Sabtu, 15 Februari 2014

Memberdayakan Para Profesor

                   Memberdayakan Para Profesor

Syamsul Rizal  ;   Guru Besar Universitas Syiah Kuala,
Ketua Presidium Forum Pimpinan Pascasarjana Indonesia
KOMPAS,  14 Februari 2014
                                                                                                                       
                                                                                         
                                                      
SEPINTAS lalu judul tulisan ini terasa aneh. Kalau para profesor saja masih perlu diberdayakan, bagaimana dengan semua dosen di Indonesia? Kenyataannya, posisi profesor di Indonesia memang lemah karena masih banyak yang tak bisa dan tak boleh membimbing calon doktor gara-gara persyaratan program studi S-3 yang sangat sulit dipenuhi.

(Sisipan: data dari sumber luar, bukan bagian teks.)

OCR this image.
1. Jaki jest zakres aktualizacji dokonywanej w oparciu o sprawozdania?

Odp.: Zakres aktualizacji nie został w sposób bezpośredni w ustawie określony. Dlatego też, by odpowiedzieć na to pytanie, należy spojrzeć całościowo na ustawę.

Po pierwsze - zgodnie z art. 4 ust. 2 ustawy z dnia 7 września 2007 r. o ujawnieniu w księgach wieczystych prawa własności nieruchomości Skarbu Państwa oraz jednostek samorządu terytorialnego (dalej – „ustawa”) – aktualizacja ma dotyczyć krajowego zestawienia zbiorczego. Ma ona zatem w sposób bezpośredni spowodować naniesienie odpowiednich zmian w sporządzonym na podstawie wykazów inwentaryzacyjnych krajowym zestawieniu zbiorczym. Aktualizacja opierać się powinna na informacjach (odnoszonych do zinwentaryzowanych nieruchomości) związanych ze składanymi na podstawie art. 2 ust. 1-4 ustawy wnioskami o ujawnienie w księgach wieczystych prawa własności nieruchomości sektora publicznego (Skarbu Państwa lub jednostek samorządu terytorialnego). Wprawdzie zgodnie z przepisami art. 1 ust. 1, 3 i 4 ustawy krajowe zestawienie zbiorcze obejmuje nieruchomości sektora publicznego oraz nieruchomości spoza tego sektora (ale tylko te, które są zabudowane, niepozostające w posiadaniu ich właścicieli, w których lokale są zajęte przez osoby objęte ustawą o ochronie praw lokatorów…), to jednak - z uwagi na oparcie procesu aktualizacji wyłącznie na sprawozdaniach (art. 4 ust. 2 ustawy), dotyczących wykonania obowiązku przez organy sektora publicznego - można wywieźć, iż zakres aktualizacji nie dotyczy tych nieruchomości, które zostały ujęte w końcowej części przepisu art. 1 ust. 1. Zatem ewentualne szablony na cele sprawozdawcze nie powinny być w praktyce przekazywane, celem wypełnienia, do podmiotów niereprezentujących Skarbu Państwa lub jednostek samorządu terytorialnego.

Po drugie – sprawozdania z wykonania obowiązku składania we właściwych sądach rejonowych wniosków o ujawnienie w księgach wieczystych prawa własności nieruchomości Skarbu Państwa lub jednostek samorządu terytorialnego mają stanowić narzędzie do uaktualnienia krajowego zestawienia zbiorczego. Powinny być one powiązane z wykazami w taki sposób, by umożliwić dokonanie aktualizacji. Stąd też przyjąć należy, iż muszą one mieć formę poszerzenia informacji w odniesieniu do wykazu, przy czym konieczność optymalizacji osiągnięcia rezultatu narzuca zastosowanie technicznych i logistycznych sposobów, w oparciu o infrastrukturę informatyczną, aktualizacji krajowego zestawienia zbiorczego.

Sebenarnya Undang-Undang Republik Indonesia Nomor 12 Tahun 2012 tentang Pendidikan Tinggi (UUPT) amat mendukung pengembangan perguruan tinggi.
Pasal 6 misalnya menjamin penyelenggaraan perguruan tinggi yang mencari kebenaran ilmiah, tidak diskriminatif, dan menjunjung tinggi nilai kemanusiaan. Demikian pula halnya Pasal 8 yang menjunjung tinggi kebebasan akademik dan otonomi keilmuan.

Selanjutnya Pasal 9 Ayat (2) menyebutkan bahwa kebebasan mimbar akademik sebagaimana dimaksud dalam Pasal 8 merupakan wewenang profesor dan atau dosen yang memiliki otoritas dan wibawa ilmiah untuk menyatakan secara terbuka dan bertanggung jawab mengenai sesuatu yang berkenaan dengan ilmunya.

Yang dimaksud dengan dosen yang memiliki otoritas dan wibawa ilmiah itu adalah dosen yang telah memiliki kualifikasi doktor atau setara.

Profesor merupakan jabatan akademik tertinggi pada perguruan tinggi yang mempunyai wewenang membimbing calon doktor.

Dari pasal demi pasal UUPT yang dikutip tersebut jelaslah bahwa kewenangan dan kebebasan akademik yang diberikan negara kepada para profesor sangat luas.
Dengan demikian, kalau masih ada profesor yang tak berdaya dan tak mempunyai wewenang dan tak mempunyai kebebasan akademik, maka negara tak boleh disalahkan lagi.

Fakta lapangan

Akan tetapi, fakta lapangan berbicara lain. Masih banyak profesor yang belum terberdayakan meskipun tafsiran formal Pasal 9 Ayat (2) menyebutkan bahwa profesor merupakan jabatan akademik tertinggi pada perguruan tinggi yang mempunyai wewenang membimbing calon doktor.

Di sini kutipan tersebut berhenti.